If you purchased a physical copy of Shaq Fu: A Legend Reborn, you were met with a surprise. Barack Fu: The Adventures of Dirty Barry. Yes, really. We fact-checked this. It's not parody. It's real. It's why we woke up this morning.

I'm guessing this is a tongue-in-cheek homage. But really, if you were to make a video game mocking the former president, how different would it be?

Some fool has been icing celebrities and he ain’t slowing down. When the fuzz can’t crack the case and the private dicks don’t have a clue, Dirty Barry gets the call.

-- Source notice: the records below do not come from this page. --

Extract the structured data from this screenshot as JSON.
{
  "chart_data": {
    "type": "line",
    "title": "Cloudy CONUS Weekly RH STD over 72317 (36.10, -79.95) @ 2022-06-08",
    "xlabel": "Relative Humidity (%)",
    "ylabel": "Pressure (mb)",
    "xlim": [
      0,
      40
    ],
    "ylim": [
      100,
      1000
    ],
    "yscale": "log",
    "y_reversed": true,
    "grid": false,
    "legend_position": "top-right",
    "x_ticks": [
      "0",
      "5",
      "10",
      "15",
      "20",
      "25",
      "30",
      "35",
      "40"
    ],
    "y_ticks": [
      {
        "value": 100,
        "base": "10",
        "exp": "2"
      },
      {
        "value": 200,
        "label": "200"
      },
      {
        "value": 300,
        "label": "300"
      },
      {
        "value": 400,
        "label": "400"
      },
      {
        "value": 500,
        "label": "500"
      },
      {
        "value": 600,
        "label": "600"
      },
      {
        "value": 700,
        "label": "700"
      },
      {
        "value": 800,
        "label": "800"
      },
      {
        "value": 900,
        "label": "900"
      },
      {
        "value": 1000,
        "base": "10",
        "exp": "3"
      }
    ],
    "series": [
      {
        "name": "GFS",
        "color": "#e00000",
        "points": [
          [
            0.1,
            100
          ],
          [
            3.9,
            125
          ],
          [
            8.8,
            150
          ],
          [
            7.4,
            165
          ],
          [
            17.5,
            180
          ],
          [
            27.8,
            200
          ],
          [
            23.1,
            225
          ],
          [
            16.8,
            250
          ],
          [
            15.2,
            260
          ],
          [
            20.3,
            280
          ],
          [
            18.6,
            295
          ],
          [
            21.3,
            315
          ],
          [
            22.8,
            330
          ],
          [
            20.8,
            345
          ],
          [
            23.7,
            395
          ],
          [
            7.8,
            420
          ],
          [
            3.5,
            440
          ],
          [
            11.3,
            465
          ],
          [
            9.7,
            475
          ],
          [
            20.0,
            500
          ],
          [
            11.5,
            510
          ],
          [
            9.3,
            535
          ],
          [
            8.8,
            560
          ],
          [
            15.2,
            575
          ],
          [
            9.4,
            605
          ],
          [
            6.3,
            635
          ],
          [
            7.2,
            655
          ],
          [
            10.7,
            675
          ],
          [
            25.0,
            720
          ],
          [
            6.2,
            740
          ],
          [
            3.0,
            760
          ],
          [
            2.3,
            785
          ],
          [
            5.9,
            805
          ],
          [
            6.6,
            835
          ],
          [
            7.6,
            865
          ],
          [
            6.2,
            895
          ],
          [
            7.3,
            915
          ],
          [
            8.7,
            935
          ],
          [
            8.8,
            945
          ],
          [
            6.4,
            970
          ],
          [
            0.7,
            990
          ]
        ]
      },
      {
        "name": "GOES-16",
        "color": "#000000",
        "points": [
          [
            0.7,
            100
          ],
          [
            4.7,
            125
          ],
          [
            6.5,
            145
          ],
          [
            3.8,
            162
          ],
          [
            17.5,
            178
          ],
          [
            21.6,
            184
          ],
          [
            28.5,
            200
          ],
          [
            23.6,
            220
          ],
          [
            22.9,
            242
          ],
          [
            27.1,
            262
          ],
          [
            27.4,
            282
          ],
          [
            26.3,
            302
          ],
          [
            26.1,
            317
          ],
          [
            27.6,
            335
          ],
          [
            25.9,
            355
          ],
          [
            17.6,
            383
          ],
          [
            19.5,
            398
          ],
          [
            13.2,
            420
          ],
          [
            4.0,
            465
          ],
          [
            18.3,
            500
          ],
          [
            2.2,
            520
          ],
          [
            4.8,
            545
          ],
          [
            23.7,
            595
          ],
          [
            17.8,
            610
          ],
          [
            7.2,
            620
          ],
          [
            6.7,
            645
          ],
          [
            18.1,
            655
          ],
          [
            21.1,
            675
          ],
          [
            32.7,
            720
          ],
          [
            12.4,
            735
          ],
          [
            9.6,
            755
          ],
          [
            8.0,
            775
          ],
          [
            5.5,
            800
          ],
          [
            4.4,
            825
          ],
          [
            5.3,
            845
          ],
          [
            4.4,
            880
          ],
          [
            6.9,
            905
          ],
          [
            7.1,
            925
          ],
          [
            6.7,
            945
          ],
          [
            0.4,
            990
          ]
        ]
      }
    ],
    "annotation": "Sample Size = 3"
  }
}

Jet to Paris and even outer space, battling crazy bosses and their mad minions as the ex-POTUS-on-notice dispenses justice for all."

Not to interrupt this spectacular collection of words, but Barack Obama was once referred to, seriously, as the Preezy of the United Steezy when he appeared on Jimmy Fallon to "slow jam" the news. Okay?

  • Battle fashionistas, politicians, robots, clones, hackers, flying derrières, and rappers with your raw fists and smoking hot lead.
  • Call in a “Peace Prize” drone strike to flatten your foes in an instant.
  • Slip into Dirty Barry mode and rack up a killstreak with your handy assault rifle and an abundant supply of grenades.
  • Take out the bad guys from a distance with a variety of firearms, including a shotgun, railgun, and machine gun.
  • String together power moves like the Barack ‘n Rolla and South Side Smash to create devastating combos.

Rumor has it this is the "training" level:

That angry lift face, tho.

Our favorite detail is Barack Obama with an assault rifle. We hear he's named the gun "Giggles." Though if you go left-right-left-right-up-down-up-down-B-A-start on your control, David Hogg rollerblades to the scene. Then lectures Dirty Barry about the NRA. Unconfirmed, but if you hit the start button three times, Dana Loesch appears in a leather jacket to sweep the legs.

I believe there's also an Easter egg hidden under a bridge you didn't build. Where all doctors you were told you could keep if you liked them are tied up in a warehouse. Nancy Pelosi awaits you as the stupid villain who never goes away. She's protected by MS-13 and plastic surgeons armed with nothing but botox needles. Rumor is just as you think you've taken her down with the "Reality Shield" a doctor injects her forehead and she's reborn.

Or maybe I'm confusing that level with Hillary's level. Swipe right with a cloth or something.